Next-gen Kaldi: what is it?

Blog was created from Daniel Povey’s speech at BAAI Conference on youtube.

The Next-gen Kaldi describes this cluster of three different open source projects. These are just the main ones, we have a bunch of smaller ones that kind of implement extra features for them. Lhotse is all about data preparation for speech recognition. In speech recognition the data preparation is much more complicated than let's say computer vision and things like that because the utterances are all different lengths, there's all kinds of issues about how to put them in batches and things like that. We've made a whole repository about that to keep it separate from everything else. Then K2 is a bunch of core algorithms in C++, things like lattices and finite state transducers and then Icefall is the recipes. Right now most of our effort is going into Icefall.

Icefall is developing very rapidly, it's not super stable. We change the recipes every week or two but we've structured it in such a way that we can make rapid progress. Later on we'll clean it up a little bit.

Current recipes

Right now in the recipes in Icefall we're mostly working with RNN-T and technically it's not an RNN. It's not because we don't really use LSTMs right now, we're mostly using transformers. So it's a technically it's a transducer but we use the word RNN-T because that's what it's called.

Icefall doesn't have any Kaldi dependency it just depends on PyTorch, although it does depend on these other repositories K2 and Lhotse.

Right now we put a lot of effort into fast RNN-T training. We're focused on things that can be practical to build real speech recognition systems and we're also working on another project called Sherpa, that you can build a server that does real-time recognition but this is in a very early stage.

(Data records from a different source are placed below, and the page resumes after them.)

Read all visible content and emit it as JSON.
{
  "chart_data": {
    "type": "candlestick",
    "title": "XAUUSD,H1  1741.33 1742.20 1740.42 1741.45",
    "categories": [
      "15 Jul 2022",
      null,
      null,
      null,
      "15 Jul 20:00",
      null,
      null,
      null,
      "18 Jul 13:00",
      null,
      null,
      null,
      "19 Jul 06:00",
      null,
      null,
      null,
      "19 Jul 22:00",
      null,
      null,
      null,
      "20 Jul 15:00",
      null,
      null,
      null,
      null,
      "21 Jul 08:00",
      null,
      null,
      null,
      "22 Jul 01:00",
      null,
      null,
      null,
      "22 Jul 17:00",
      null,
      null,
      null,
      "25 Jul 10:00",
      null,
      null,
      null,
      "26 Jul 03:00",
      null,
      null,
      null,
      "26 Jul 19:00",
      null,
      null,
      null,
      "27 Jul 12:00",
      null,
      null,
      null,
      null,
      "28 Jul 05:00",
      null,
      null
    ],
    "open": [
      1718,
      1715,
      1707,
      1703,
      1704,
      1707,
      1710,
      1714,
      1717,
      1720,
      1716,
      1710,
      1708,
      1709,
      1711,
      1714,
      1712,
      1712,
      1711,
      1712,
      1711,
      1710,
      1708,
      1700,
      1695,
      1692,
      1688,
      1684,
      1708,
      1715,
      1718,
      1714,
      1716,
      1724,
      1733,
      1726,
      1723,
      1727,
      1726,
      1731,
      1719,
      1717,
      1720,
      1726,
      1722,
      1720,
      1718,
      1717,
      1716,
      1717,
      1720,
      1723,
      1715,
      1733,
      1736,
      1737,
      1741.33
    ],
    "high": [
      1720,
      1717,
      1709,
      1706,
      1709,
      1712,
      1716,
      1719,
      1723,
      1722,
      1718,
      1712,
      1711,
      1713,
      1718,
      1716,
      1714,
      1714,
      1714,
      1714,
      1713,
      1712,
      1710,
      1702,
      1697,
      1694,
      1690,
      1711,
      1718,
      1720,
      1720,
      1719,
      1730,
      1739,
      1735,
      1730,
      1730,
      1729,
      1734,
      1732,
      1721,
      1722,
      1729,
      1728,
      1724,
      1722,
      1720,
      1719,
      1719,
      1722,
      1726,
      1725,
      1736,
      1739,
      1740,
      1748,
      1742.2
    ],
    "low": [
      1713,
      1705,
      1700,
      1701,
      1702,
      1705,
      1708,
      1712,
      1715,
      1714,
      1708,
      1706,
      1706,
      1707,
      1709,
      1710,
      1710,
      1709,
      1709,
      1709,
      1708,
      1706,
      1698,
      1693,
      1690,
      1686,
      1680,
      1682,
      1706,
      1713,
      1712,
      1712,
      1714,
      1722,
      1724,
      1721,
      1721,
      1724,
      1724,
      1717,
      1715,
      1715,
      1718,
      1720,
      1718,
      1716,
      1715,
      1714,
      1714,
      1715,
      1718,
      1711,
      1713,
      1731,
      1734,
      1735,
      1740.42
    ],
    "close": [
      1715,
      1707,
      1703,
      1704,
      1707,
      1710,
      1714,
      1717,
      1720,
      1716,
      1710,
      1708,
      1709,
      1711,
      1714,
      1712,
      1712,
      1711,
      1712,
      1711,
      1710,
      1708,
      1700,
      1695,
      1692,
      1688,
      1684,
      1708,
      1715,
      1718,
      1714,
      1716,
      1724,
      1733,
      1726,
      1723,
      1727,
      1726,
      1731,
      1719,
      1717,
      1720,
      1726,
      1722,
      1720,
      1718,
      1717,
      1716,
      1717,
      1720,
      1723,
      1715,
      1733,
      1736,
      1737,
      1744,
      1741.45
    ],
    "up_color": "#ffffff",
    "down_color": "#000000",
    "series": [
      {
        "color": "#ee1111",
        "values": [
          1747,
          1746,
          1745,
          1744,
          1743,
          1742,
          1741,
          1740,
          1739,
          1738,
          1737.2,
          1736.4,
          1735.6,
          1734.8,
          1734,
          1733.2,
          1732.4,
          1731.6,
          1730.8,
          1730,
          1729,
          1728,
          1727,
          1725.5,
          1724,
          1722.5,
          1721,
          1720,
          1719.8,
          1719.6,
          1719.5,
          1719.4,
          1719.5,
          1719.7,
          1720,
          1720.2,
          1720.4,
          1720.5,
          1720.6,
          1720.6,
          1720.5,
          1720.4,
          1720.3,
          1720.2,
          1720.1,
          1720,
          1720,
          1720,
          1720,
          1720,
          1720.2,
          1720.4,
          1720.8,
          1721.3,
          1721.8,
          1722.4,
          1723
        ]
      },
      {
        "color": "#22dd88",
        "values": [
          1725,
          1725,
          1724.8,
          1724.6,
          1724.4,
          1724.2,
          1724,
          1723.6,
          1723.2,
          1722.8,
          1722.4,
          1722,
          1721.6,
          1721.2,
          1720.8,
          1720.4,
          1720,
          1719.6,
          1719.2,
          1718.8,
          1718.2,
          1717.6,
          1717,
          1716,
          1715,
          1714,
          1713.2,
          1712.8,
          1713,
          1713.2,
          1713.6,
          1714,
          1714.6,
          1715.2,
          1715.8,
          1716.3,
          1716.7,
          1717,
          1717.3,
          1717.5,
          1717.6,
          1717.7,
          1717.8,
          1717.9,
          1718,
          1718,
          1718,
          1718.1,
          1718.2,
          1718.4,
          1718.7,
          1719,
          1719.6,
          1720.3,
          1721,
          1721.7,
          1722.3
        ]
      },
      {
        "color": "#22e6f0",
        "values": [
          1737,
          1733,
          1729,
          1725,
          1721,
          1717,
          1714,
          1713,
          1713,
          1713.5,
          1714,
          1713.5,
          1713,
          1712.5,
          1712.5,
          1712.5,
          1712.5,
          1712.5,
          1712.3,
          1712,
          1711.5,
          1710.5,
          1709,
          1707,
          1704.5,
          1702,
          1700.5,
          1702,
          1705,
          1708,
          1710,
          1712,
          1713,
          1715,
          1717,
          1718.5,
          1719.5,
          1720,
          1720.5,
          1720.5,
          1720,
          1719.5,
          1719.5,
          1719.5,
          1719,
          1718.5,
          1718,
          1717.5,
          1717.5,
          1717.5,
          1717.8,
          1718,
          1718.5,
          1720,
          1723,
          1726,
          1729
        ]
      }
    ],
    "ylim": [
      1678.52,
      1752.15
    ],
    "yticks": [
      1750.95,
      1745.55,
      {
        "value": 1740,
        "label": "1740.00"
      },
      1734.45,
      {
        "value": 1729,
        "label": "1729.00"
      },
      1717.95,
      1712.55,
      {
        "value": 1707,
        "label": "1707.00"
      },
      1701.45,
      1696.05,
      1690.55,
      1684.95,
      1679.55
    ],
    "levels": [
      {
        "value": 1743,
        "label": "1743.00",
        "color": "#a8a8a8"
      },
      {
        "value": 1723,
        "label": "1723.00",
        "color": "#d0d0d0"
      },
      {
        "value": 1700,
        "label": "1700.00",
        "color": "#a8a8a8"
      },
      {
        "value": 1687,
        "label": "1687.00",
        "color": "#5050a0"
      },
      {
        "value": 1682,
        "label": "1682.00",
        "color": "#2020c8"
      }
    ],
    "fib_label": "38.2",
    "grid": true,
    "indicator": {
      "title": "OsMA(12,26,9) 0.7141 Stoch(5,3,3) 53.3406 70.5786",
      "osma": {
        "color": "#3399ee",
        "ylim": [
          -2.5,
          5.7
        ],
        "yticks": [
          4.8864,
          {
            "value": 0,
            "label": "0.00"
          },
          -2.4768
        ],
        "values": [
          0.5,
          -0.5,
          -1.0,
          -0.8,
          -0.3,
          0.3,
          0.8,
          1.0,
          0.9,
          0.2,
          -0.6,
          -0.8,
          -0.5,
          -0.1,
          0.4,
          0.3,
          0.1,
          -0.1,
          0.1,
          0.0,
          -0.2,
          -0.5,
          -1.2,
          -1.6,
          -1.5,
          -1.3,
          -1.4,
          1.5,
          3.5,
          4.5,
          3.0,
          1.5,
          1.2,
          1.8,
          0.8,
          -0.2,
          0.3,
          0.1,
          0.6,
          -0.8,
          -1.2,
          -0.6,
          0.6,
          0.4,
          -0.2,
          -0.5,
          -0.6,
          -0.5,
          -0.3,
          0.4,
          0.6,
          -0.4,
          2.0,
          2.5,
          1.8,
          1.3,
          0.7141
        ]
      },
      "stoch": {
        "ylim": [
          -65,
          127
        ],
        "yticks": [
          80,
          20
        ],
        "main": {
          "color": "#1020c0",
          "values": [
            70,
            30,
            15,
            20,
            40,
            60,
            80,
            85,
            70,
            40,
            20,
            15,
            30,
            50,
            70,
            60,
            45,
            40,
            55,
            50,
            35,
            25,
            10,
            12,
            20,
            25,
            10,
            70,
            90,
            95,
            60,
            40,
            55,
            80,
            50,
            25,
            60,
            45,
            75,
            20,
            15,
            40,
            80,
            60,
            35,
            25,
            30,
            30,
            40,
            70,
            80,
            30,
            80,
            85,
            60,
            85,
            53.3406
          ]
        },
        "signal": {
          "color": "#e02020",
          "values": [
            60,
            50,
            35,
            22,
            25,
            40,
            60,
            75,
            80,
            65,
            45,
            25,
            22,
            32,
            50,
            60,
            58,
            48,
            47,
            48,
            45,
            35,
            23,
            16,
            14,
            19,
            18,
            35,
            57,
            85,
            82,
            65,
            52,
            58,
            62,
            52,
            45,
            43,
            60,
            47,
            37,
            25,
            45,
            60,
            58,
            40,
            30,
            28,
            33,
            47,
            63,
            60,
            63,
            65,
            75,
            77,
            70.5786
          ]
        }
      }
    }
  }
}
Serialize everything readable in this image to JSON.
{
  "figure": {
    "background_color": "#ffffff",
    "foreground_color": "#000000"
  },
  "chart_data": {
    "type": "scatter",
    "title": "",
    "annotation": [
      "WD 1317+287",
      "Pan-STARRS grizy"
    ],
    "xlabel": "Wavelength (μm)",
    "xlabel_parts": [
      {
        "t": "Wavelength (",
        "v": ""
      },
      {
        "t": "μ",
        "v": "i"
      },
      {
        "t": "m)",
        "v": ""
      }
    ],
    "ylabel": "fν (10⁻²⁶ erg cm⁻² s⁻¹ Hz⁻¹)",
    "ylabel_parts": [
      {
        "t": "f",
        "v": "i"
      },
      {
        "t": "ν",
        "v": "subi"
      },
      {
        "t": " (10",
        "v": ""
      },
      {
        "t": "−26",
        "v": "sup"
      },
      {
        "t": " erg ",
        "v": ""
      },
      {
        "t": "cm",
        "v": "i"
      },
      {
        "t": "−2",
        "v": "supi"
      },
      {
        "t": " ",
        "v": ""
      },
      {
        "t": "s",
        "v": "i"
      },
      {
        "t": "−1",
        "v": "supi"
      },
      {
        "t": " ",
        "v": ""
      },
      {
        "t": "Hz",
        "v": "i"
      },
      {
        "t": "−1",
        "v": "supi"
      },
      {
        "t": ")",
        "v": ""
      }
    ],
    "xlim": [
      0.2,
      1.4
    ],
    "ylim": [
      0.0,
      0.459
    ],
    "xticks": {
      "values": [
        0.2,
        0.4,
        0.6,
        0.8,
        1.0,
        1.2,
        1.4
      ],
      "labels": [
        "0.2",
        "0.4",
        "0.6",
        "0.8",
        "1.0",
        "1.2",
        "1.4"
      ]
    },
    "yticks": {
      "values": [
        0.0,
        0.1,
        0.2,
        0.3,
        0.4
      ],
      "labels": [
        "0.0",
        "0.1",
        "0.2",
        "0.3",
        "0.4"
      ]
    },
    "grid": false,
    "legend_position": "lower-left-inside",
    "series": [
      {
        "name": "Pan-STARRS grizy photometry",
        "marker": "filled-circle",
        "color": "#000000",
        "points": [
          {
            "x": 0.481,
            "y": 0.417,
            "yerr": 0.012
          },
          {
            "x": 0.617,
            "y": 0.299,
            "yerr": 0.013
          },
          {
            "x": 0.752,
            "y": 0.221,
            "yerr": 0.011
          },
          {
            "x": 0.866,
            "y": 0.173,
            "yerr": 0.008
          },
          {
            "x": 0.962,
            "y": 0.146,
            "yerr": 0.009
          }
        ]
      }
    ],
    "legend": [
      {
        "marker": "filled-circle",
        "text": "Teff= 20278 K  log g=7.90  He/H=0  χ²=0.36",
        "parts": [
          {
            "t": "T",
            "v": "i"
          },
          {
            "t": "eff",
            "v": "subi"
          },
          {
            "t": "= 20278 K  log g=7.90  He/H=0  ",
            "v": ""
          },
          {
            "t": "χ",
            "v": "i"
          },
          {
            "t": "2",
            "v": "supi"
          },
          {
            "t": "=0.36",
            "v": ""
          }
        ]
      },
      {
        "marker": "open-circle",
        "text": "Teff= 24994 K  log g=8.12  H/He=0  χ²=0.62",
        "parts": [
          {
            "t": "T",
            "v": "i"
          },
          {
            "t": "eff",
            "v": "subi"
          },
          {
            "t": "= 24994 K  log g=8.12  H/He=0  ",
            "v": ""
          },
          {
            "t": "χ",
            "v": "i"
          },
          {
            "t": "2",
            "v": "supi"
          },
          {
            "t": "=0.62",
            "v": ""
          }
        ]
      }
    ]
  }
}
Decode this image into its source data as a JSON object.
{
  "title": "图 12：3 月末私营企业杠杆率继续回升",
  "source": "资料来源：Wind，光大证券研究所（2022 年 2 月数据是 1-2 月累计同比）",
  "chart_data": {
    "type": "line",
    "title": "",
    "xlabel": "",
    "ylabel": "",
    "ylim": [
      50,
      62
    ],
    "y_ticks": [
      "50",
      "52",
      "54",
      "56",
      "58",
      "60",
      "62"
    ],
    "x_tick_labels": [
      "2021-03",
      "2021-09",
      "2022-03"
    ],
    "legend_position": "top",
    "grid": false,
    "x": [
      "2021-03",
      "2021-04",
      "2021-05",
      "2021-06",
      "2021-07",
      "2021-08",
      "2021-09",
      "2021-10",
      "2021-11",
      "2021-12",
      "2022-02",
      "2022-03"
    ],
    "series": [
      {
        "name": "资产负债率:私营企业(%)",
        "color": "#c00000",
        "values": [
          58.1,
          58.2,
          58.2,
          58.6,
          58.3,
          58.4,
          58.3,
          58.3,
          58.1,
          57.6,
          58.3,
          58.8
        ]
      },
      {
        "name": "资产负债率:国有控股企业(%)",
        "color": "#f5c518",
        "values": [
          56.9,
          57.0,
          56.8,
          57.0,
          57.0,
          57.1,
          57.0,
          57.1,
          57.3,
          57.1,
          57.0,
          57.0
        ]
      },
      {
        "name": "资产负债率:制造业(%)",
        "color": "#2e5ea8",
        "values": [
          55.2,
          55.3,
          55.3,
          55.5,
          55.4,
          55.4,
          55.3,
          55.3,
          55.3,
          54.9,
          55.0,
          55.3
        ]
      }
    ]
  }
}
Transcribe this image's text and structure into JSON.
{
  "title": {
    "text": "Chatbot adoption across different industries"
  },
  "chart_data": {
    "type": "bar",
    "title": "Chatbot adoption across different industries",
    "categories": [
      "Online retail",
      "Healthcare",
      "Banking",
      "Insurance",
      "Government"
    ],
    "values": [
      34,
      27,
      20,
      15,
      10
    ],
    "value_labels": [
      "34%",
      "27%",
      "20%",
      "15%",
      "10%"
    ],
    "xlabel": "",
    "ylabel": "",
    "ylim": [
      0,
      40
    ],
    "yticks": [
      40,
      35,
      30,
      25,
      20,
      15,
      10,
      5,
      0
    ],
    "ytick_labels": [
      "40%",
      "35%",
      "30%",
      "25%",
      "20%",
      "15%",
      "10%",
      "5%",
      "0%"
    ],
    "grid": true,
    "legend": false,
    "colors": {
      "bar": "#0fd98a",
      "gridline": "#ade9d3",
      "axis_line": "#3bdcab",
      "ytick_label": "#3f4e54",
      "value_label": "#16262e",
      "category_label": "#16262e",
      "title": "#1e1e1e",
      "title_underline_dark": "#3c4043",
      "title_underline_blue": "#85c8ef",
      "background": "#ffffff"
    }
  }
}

Next-Gen Kaldi vs. other toolkits

To compare Next-gen Kaldi with other popular toolkits probably most popular python-based toolkits for speech recognition right now are SpeechBrain, ESPNet and WeNet, although there are others. Compared to SpeechBrain and ESPNet we're much more focused on just speech recognition. Those projects are have quite a wide range of interests including TTS and speech separation. Right now we're just focusing on ASR and our main focus is to be something practical that companies can use to build real speech recognition systems and I don't want to say that this is ready. This is not 100 ready yet because we have not finished all the issues about real-time recognition but we're working very hard on it right now. We're different from WeNet because we don't have any Kaldi dependency we're trying to build everything of from scratch. Although it's based on PyTorch so it's not totally from scratch. We're taking inspiration from these other projects too, we've used code from ESPNet from WeNet. So the basic vision of Next-gen Kaldi is

to have low latency uh speech recognition that's accurate that has high uh throughput so you can do the server inference very efficiently this is something that the other big toolkits SpeechBrain and ESPNet are not focused on at all as far as I can tell.

What is the vision?

We want to be able to use this in all of Xiaomi's products as well as being open source right. There's certain requirements apart from the high throughput and low latency we also need to support contextualization. For example, if you have names of contacts or you have a database of music song titles, you need to be able to somehow put that into the system and also to specialize it to particular products. Suppose you have an air conditioner or something that has certain commands. This is something that so-called end-to-end speech recognition is not very good at. People can get super impressive numbers on LibriSpeech with our RNN-T or with transformer transducers but when you try to actually build a product with these things you realize that there's actually a lot of problems with it.

I'm very committed to getting something working this is taking a lot longer than expected but at some point you know we're really going to have something working and I hope that's going to be by the end of the year.

Why the delay?

We were hoping that we would have already released something like a year ago and I've never been very good at estimating timelines. I didn't take into account how long it would take to build up a team and to learn the things needed because I was always coding in C++ and CUDA. I was never a very big python programmer. I had to learn a lot of things and also we've changed direction quite a lot because in the originally the plan was to keep most of the Kaldi code but use PyTorch for the neural net stuff. But in the end I decided that it was just going to be too much code, it was going to be too much legacy, I decided it was not a good plan.

The next plan was we built K2 with the intention of focusing mostly on finite-state-automata things like lattice free MMI, CTC but we we couldn't quite get the Word Error Rate results that we were hoping for from that. K2 is still it's still very useful because per start you can use finite-state-automata for a lot of things like lattices or data structure that you're going to need for any serious speech recognition system. and

Secondly the way we built K2, it's based on these primitives called the ragged tensors, which is a very useful data structure for implementing algorithms on GPU that have irregular structure. Let's say fast RNN-T, we used some utilities from K2 to build that. In RNN-T decoding we also use K2. It's just some very useful primitives there. So even though we switched focused a little bit from lattice-free MMIs to RNN-T, it's still very useful.